Por Sylvia Debossan Moretzsohn, no Observatório da Imprensa:

O assassinato de uma dentista em São Bernardo do Campo (SP), na quinta-feira (25/4), reforçou a mais recente campanha a favor da redução da maioridade penal e/ou de punição mais severa e longa a menores que cometem crimes bárbaros com este, em que a vítima foi queimada viva porque não tinha dinheiro suficiente em sua conta. Como se sabe, foi um adolescente de 17 anos que assumiu a responsabilidade por ter tocado fogo na mulher.
A campanha, retomada sempre que algum crime de grande repercussão é cometido por – ou tem a participação de – adolescentes, está na ordem do dia desde que um jovem universitário foi assassinado ao chegar em casa, em São Paulo, na noite de 10/4, por um rapaz que estava a três dias de completar 18 anos e que disparou aparentemente sem motivo, depois de lhe levar o celular. O episódio provocou passeatas a favor da redução da maioridade penal e o governador do estado, Geraldo Alckmin, logo veio a público anunciar seu projeto de emenda constitucional para permitir o agravamento da punição a adolescentes que cometessem esse tipo de crime. Depois do assassinato da dentista, voltou à carga: “Lamentavelmente mais um menor, a gente tem visto menores em crimes extremamente hediondos (sic)”.

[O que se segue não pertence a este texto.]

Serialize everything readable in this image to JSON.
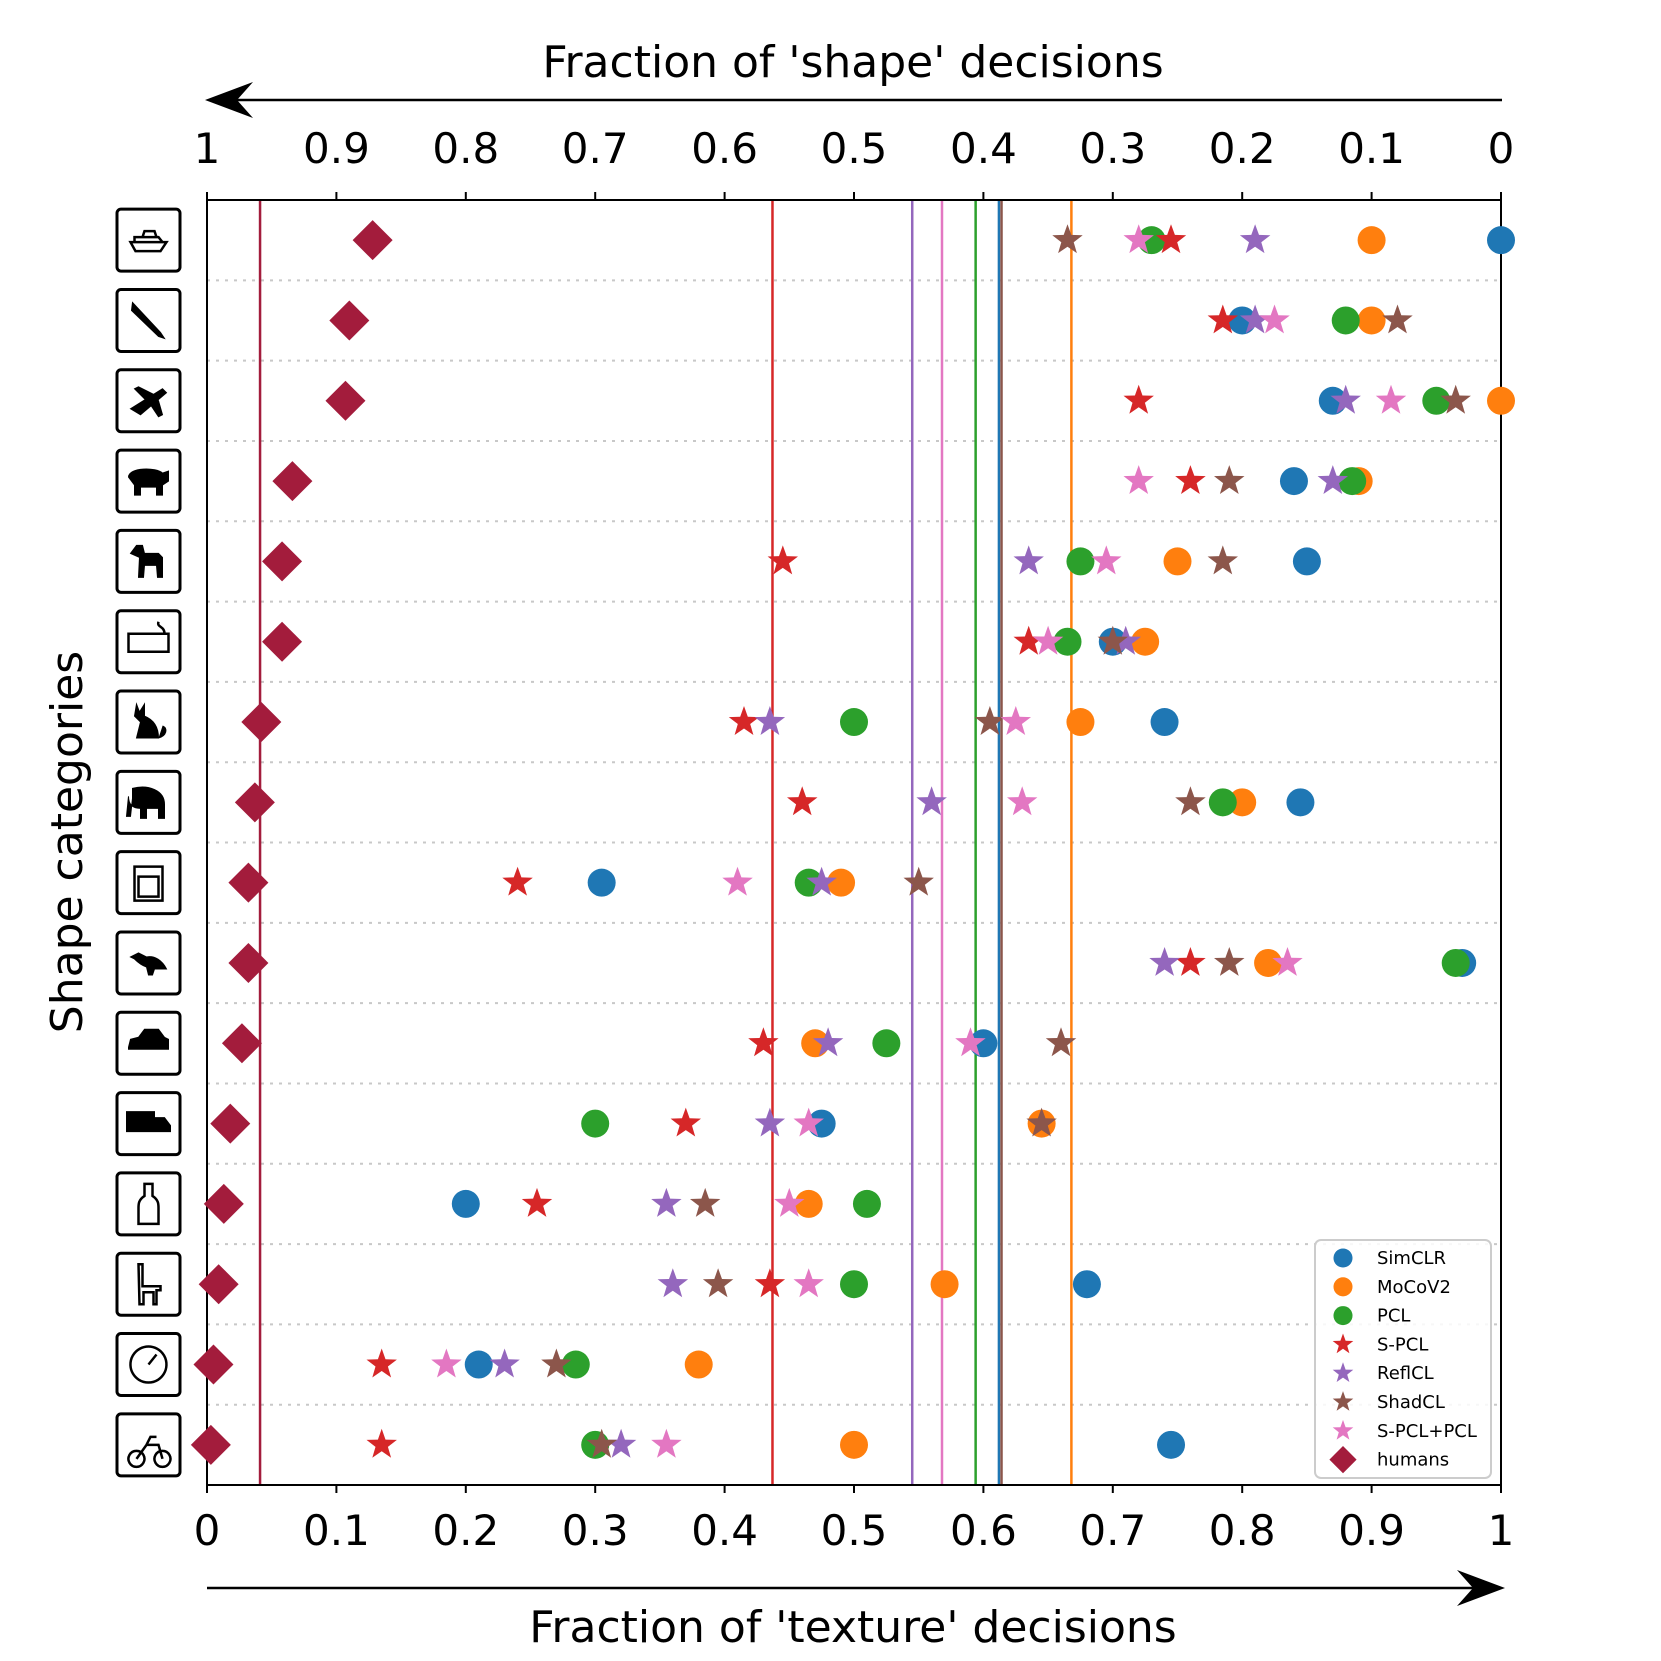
{
  "chart_data": {
    "type": "scatter",
    "xlabel_bottom": "Fraction of 'texture' decisions",
    "xlabel_top": "Fraction of 'shape' decisions",
    "ylabel": "Shape categories",
    "xlim": [
      0,
      1
    ],
    "xticks_bottom": [
      "0",
      "0.1",
      "0.2",
      "0.3",
      "0.4",
      "0.5",
      "0.6",
      "0.7",
      "0.8",
      "0.9",
      "1"
    ],
    "xticks_top": [
      "1",
      "0.9",
      "0.8",
      "0.7",
      "0.6",
      "0.5",
      "0.4",
      "0.3",
      "0.2",
      "0.1",
      "0"
    ],
    "categories": [
      "boat",
      "knife",
      "airplane",
      "bear",
      "dog",
      "keyboard",
      "cat",
      "elephant",
      "oven",
      "bird",
      "car",
      "truck",
      "bottle",
      "chair",
      "clock",
      "bicycle"
    ],
    "legend_position": "bottom-right",
    "series": [
      {
        "name": "SimCLR",
        "marker": "circle",
        "color": "#1f77b4",
        "mean": 0.612,
        "values": [
          1.0,
          0.8,
          0.87,
          0.84,
          0.85,
          0.7,
          0.74,
          0.845,
          0.305,
          0.97,
          0.6,
          0.475,
          0.2,
          0.68,
          0.21,
          0.745
        ]
      },
      {
        "name": "MoCoV2",
        "marker": "circle",
        "color": "#ff7f0e",
        "mean": 0.668,
        "values": [
          0.9,
          0.9,
          1.0,
          0.89,
          0.75,
          0.725,
          0.675,
          0.8,
          0.49,
          0.82,
          0.47,
          0.645,
          0.465,
          0.57,
          0.38,
          0.5
        ]
      },
      {
        "name": "PCL",
        "marker": "circle",
        "color": "#2ca02c",
        "mean": 0.594,
        "values": [
          0.73,
          0.88,
          0.95,
          0.885,
          0.675,
          0.665,
          0.5,
          0.785,
          0.465,
          0.965,
          0.525,
          0.3,
          0.51,
          0.5,
          0.285,
          0.3
        ]
      },
      {
        "name": "S-PCL",
        "marker": "star",
        "color": "#d62728",
        "mean": 0.437,
        "values": [
          0.745,
          0.785,
          0.72,
          0.76,
          0.445,
          0.635,
          0.415,
          0.46,
          0.24,
          0.76,
          0.43,
          0.37,
          0.255,
          0.435,
          0.135,
          0.135
        ]
      },
      {
        "name": "ReflCL",
        "marker": "star",
        "color": "#9467bd",
        "mean": 0.545,
        "values": [
          0.81,
          0.81,
          0.88,
          0.87,
          0.635,
          0.71,
          0.435,
          0.56,
          0.475,
          0.74,
          0.48,
          0.435,
          0.355,
          0.36,
          0.23,
          0.32
        ]
      },
      {
        "name": "ShadCL",
        "marker": "star",
        "color": "#8c564b",
        "mean": 0.614,
        "values": [
          0.665,
          0.92,
          0.965,
          0.79,
          0.785,
          0.7,
          0.605,
          0.76,
          0.55,
          0.79,
          0.66,
          0.645,
          0.385,
          0.395,
          0.27,
          0.305
        ]
      },
      {
        "name": "S-PCL+PCL",
        "marker": "star",
        "color": "#e377c2",
        "mean": 0.568,
        "values": [
          0.72,
          0.825,
          0.915,
          0.72,
          0.695,
          0.65,
          0.625,
          0.63,
          0.41,
          0.835,
          0.59,
          0.465,
          0.45,
          0.465,
          0.185,
          0.355
        ]
      },
      {
        "name": "humans",
        "marker": "diamond",
        "color": "#a31c3c",
        "mean": 0.041,
        "values": [
          0.128,
          0.11,
          0.107,
          0.066,
          0.058,
          0.058,
          0.042,
          0.037,
          0.032,
          0.032,
          0.027,
          0.018,
          0.013,
          0.009,
          0.005,
          0.003
        ]
      }
    ],
    "mean_lines": [
      {
        "name": "humans",
        "value": 0.041,
        "color": "#a31c3c"
      },
      {
        "name": "S-PCL",
        "value": 0.437,
        "color": "#d62728"
      },
      {
        "name": "ReflCL",
        "value": 0.545,
        "color": "#9467bd"
      },
      {
        "name": "S-PCL+PCL",
        "value": 0.568,
        "color": "#e377c2"
      },
      {
        "name": "PCL",
        "value": 0.594,
        "color": "#2ca02c"
      },
      {
        "name": "SimCLR",
        "value": 0.612,
        "color": "#1f77b4"
      },
      {
        "name": "ShadCL",
        "value": 0.614,
        "color": "#8c564b"
      },
      {
        "name": "MoCoV2",
        "value": 0.668,
        "color": "#ff7f0e"
      }
    ]
  }
}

A notícia de fatos como esses, que chocam pela extrema crueldade ou pela aparente gratuidade flagrada por câmeras de segurança, tende a provocar no público a ideia de que este é o padrão de comportamento de jovens delinquentes, que precisam ser contidos a qualquer custo. Os próprios jornais contribuem para essa percepção, sobretudo quando aproveitam para fazer pesquisas no calor da hora: assim, a Folha de S.Paulo não teve dificuldades em confirmar – e, subsidiariamente, alimentar – o clamor pelo endurecimento da lei ao realizar pesquisa logo após o assassinato do jovem universitário, anunciando os 93% de apoio à proposta de redução da maioridade penal para 16 anos no alto da primeira página da edição de 17/4.

Profecia autocumprida
Bem a propósito, o diretor do DataFolha comentou: “Há um acúmulo de eventos dessa natureza, que tiveram grande repercussão e geram sensação de impunidade que influenciam na opinião da população”.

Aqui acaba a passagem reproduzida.